Tercer momento: retorno y muerte
René regresó a Bolivia para hacerse cargo de la dirección del semanario Aquí y yo regresé con el proyecto de continuar la filmación de una película semi documental sobre Luis Espinal. A la idea inicial se fueron añadiendo escenas de ficción: un periodista (interpretado por Pachi Ascarrunz) investigaba el asesinato de Luis Espinal (interpretado por Adalberto Kopp). En una de las escenas ese periodista entrevistaba a René en la imprenta donde se producía cada viernes el semanario Aquí.
Al hablar con René aquella noche, noté que llevaba en la barriga un objeto. Levanté su chompa y vi que era un revólver. Le hice un comentario jocoso sin saber lo que iba a suceder un par de horas más tarde: “Para qué pones el arma en tu barriga, te vas a volar los huevos accidentalmente”. Respondió que después de lo que había sucedido con Lucho Espinal, prefería sentirse más seguro.

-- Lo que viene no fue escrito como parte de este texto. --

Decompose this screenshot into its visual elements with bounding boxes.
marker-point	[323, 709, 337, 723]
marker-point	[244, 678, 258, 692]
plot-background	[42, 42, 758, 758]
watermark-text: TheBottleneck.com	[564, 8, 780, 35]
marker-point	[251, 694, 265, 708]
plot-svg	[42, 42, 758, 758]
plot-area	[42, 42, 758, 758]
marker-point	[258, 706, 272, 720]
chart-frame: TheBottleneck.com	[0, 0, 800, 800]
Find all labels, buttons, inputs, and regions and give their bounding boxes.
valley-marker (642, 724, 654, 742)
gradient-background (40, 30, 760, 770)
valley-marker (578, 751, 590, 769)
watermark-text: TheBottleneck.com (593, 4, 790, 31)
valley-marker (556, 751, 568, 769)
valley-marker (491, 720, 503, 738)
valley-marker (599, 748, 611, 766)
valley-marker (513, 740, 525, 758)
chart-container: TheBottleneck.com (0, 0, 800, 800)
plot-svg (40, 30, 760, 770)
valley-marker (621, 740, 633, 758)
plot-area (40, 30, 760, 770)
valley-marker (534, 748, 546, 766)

Terminamos de filmar sobre la media noche. Yo había alquilado una vagoneta Volkswagen con chofer para llevar al equipo de cine. Fuimos dejando a todos en sus casas y al final en la ruta de bajada hacia Obrajes quedamos sólo René, la periodista Amanda Dávila que se había presentado en el lugar de filmación), y yo. Me llamó la atención que René no se hubiera quedado en Sopocachi, donde vivía, pero no hice ningún comentario. Me dejaron en la calle 6 de Obrajes y siguieron su camino probablemente al Barrio del Periodista.
A eso de las 5 de la mañana recibí una llamada de Rosemarie, la esposa de René: “Moro, le han disparado, está herido de bala”. Me indicó la clínica donde estaba y subí inmediatamente a Sopocachi. Poco a poco llegaron otros amigos para donar sangre. La cirugía duró varias horas: el balazo en diagonal le había atravesado varios órganos. Fueron horas de angustiosa espera hasta que René salió del quirófano y de la sala de recuperación. Fui el primer amigo que pidió ver. Le comenté que afuera había varios periodistas preguntando qué había pasado, pues muchos pensaban que había sido un atentado político. René me dijo: “Para los que pregunten, diles que ha sido un accidente”. Esa fue la versión que siempre sostuve. Sólo hay una persona que sabe exactamente lo que pasó aquella noche (aunque podemos imaginar la escena).
Los días siguientes fueron de ajetreo entre los amigos de René para conseguir algunos implementos médicos que no se obtenían fácilmente en Bolivia en 1984, por ejemplo, las bolsas de colostomía que René debía usar hasta su recuperación. Regresé a México, donde yo vivía todavía, y tuve noticias de que René había regresado a su casa. Sin embargo, unas semanas más tarde, al llegar a mi departamento y escuchar los mensajes en el respondedor automático del teléfono, escuché la voz de Ángel, el hermano de René: “Moro, René ha muerto”.